Colin’s compassion extends beyond patients and families. In an environment like St. Michael’s, people experiencing disadvantage frequently visit to get necessities.
“St. Michael’s is there for the patient and for the whole community. Someone will come in and say, ‘I need something to eat.’ I will bag a sandwich, fruit and juice for them. They might also need a pair of shoes or a winter hat; we keep all kinds of things to give to those who need it most,” says Colin.
“I just try to be sensitive, human, and totally focused on the experience someone is having. I have all the time in the world to be present with them. This is the best role for me.”
Says Jenny, “Colin is fantastic. Volunteers work out of the goodness of their hearts and ask for nothing in return. We are proud to have them here with us.”
There are a couple of new faces in the St. Joseph’s Emergency Department this year. Valentina Azzolin and Terry Bey both started as volunteers within the last several months.

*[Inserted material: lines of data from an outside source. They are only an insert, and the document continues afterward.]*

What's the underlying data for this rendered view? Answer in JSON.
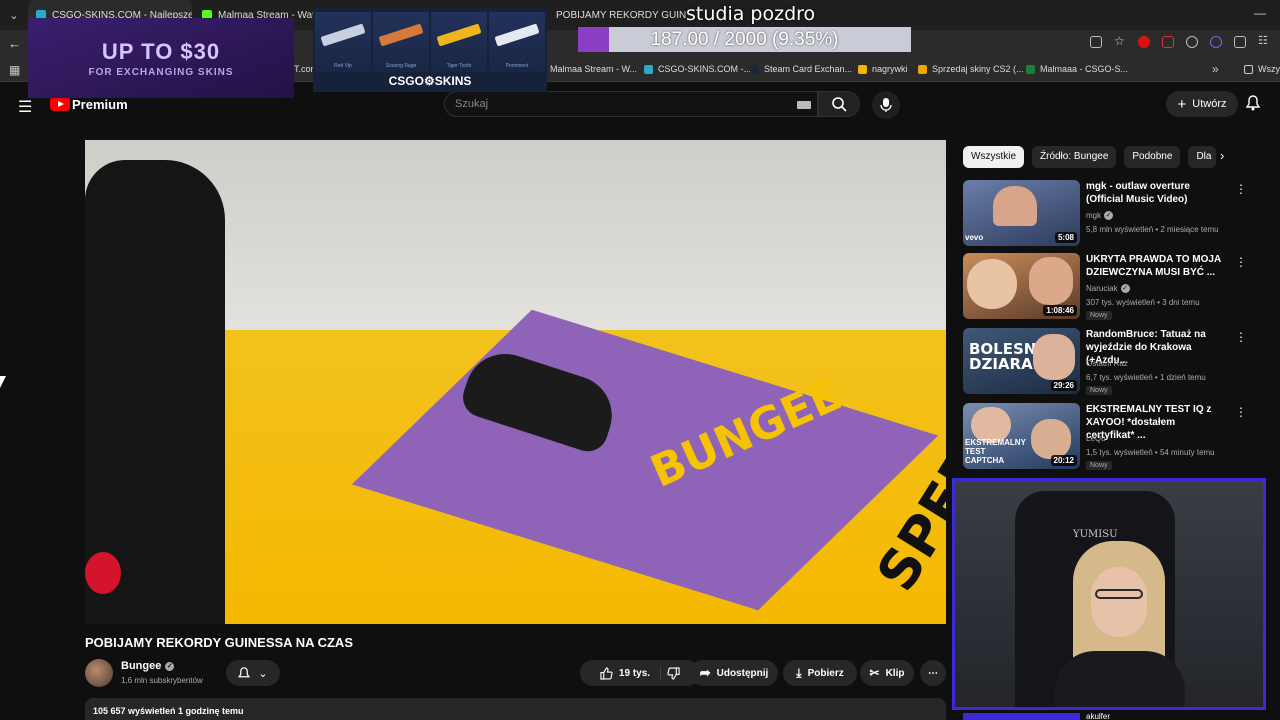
{
  "browser": {
    "tabs": [
      {
        "label": "CSGO-SKINS.COM - Najlepsze",
        "color": "#2aa9c8",
        "active": true
      },
      {
        "label": "Malmaa Stream - Watch Li",
        "color": "#53fc18",
        "active": false
      },
      {
        "label": "POBIJAMY REKORDY GUIN",
        "color": "#ff0000",
        "active": false
      }
    ],
    "bookmarks": [
      {
        "label": "Malmaa Stream - W...",
        "color": "#53fc18"
      },
      {
        "label": "CSGO-SKINS.COM -...",
        "color": "#2aa9c8"
      },
      {
        "label": "Steam Card Exchan...",
        "color": "#1b2838"
      },
      {
        "label": "nagrywki",
        "color": "#f4b400"
      },
      {
        "label": "Sprzedaj skiny CS2 (...",
        "color": "#f0a500"
      },
      {
        "label": "Malmaaa - CSGO-S...",
        "color": "#188038"
      }
    ],
    "bookmark_partial": "T.com",
    "bookmark_folder": "Wszy"
  },
  "overlay": {
    "promo_title": "UP TO $30",
    "promo_sub": "FOR EXCHANGING SKINS",
    "skins_brand": "CSGO⚙SKINS",
    "skins": [
      {
        "name": "Red Vip",
        "color": "#c6d0e0"
      },
      {
        "name": "Soaring Rage",
        "color": "#d47a3a"
      },
      {
        "name": "Tiger Tooth",
        "color": "#f0b51e"
      },
      {
        "name": "Prominent",
        "color": "#e4e8f0"
      }
    ],
    "goal_text": "187.00 / 2000 (9.35%)",
    "goal_fraction": 0.0935,
    "stream_note": "studia pozdro"
  },
  "youtube": {
    "brand": "Premium",
    "search_placeholder": "Szukaj",
    "create_label": "Utwórz"
  },
  "video": {
    "scene_text_mat": "BUNGEE",
    "scene_text_floor": "SPEED",
    "title": "POBIJAMY REKORDY GUINESSA NA CZAS",
    "channel": "Bungee",
    "subscribers": "1,6 mln subskrybentów",
    "likes": "19 tys.",
    "share_label": "Udostępnij",
    "download_label": "Pobierz",
    "clip_label": "Klip",
    "views_line": "105 657 wyświetleń  1 godzinę temu"
  },
  "sidebar": {
    "chips": [
      {
        "label": "Wszystkie",
        "active": true
      },
      {
        "label": "Źródło: Bungee",
        "active": false
      },
      {
        "label": "Podobne",
        "active": false
      },
      {
        "label": "Dla",
        "active": false
      }
    ],
    "recommendations": [
      {
        "title": "mgk - outlaw overture (Official Music Video)",
        "channel": "mgk",
        "verified": true,
        "meta": "5,8 mln wyświetleń • 2 miesiące temu",
        "duration": "5:08",
        "badge": "",
        "thumb": [
          "#6a7fa8",
          "#2c3a5c"
        ]
      },
      {
        "title": "UKRYTA PRAWDA TO MOJA DZIEWCZYNA MUSI BYĆ ...",
        "channel": "Naruciak",
        "verified": true,
        "meta": "307 tys. wyświetleń • 3 dni temu",
        "duration": "1:08:46",
        "badge": "Nowy",
        "thumb": [
          "#c98c5a",
          "#5a3a2a"
        ]
      },
      {
        "title": "RandomBruce: Tatuaż na wyjeździe do Krakowa (+Azdu...",
        "channel": "Ostatni Raz",
        "verified": false,
        "meta": "6,7 tys. wyświetleń • 1 dzień temu",
        "duration": "29:26",
        "badge": "Nowy",
        "thumb": [
          "#3f5878",
          "#1d2b40"
        ]
      },
      {
        "title": "EKSTREMALNY TEST IQ z XAYOO! *dostałem certyfikat* ...",
        "channel": "LeQu",
        "verified": false,
        "meta": "1,5 tys. wyświetleń • 54 minuty temu",
        "duration": "20:12",
        "badge": "Nowy",
        "thumb": [
          "#7a8fb0",
          "#23395e"
        ]
      }
    ],
    "thumb_overlays": [
      "",
      "",
      "BOLESNE DZIARANIE",
      "EKSTREMALNY TEST CAPTCHA"
    ],
    "next_channel_partial": "akulfer"
  },
  "webcam": {
    "chair_text": "YUMISU"
  }
}
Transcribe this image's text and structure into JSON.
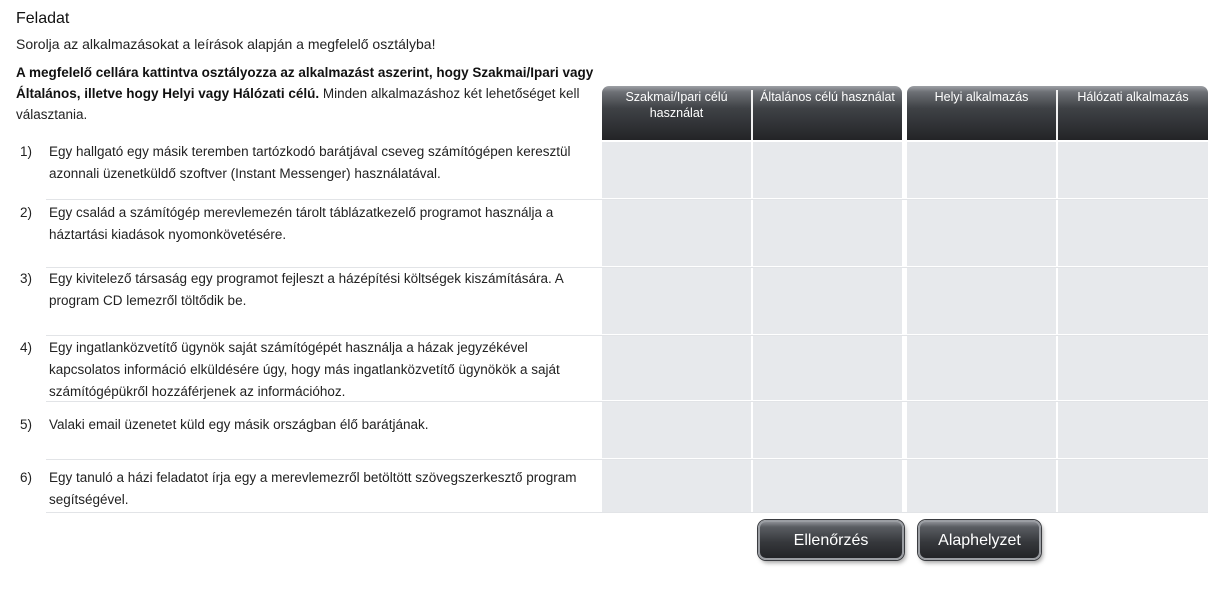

“We are judicious in how we recruit ED volunteers,” says Michael Kidd, Unity Health’s director of Volunteer Services. “We look for proactive problem-solvers with great customer service skills, and people who are good listeners. They add tremendous value to the care experience.”
Azzolin came to Canada from Italy to learn English. Currently enrolled in Medical Administration classes, she spends every Wednesday at St. Joseph’s. She is soft-spoken, empathetic and calm – gifts she offers to patients looking for solace in the chaotic ED setting.
“I help out wherever I can. I often assist patients with their food trays and I bring warm blankets to patients who are cold. I help patients find their way through the emergency department. The staff is so busy so I try to do little things for patients,” says Azzolin.
Bey, a father of two hockey players, has visited St. Joseph’s ED on more occasions than he cares to count. “I always thought they were great here, and I wanted to give back.”
As a courtesy greeter, Bey is the first point of contact for patients. He relishes the many roles he plays in alleviating stress by offering assistance and helping them find their way within the ED and around the health centre. “I try not to just point people in the right direction. I add a personal touch and escort them to their destination. I walk about 10,000 steps in my three-hour shift!”
To illustrate her love for giving back, Azzolin compares her restaurant job to volunteerism.
“At work, I serve people food and nobody’s really grateful. Here, I will ask people, ‘how was breakfast?’ They are so happy to talk, so grateful. I am in the ED for three hours without pay and it feels much better than working for money. People appreciate the small things we can do for them.”
Emily Dawson works in communications at Unity Health.